I’ve always been good in a crisis, and this is certainly not the first time life has thrown me a right hook. Ever an action-taker, I saw this as a true opportunity to walk my talk. I’m a Marketer! I’m a Coach! This is what I do! What would I advise a client to do? What are the smart action steps?

And that is exactly what I have done. I set my intention: to come through this crisis with strength, grace, and integrity. I defined the actions I needed to take immediately and began mapping my options. Within two days I had canceled the wedding, contacted clients, and begun the consolidation process. I wrote in my journal, and cried when I needed to. I ranted and raved to compassionate friends, and acknowledged the grief process I was experiencing. I also reached out to my doctor and booked an appointment with a counselor. All the things I would advise a client to do.

Ironically I had read the beautiful words of Sheryl Sandberg and the lessons she learned in the wake of her husband’s sudden death only days before. Of course, my fiancé is not dead, but I was certainly experiencing the death of one life, of a carefully divined and nurtured plan. The future was suddenly wide open. For better or worse.

I am comforted by the fact that even in this, the most dramatic of circumstances, I have more options than obstacles.
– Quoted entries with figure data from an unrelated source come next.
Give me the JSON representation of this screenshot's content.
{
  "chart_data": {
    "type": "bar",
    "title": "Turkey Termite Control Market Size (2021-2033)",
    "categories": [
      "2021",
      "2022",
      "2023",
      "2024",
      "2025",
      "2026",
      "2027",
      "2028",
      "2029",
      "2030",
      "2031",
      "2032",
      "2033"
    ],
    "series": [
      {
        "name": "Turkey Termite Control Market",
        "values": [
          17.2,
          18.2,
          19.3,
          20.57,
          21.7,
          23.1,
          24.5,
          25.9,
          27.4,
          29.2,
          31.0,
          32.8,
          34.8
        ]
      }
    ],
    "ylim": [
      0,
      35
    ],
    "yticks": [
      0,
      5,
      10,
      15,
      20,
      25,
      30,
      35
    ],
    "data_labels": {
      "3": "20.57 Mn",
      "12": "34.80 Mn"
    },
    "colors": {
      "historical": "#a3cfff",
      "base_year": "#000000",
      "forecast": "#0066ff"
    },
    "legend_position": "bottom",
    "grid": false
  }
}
I have never been more sure of my strength and skills, or thankful for the kindness of those around me. I have learned many lessons in the past few weeks. People have surprised me, mostly in very positive, beautiful ways, responding with love and compassion. My people came through for me in ways that make me feel humbled, and very, very blessed.

Moving forward I see good things, even if I have yet to make decisions. I am rebranding my businesses. Combining the Smartegists and Capi’s Creative to be Capi’s Coaching. I’ll soon be introducing my new brand and my new site. There are still more questions than answers, and I am still getting comfortable living in this new limbo. This is truly a lesson in living in the moment! Whatever comes next, I know that it will be an interesting ride that I am fully equipped to take. Welcome, I hope you join me.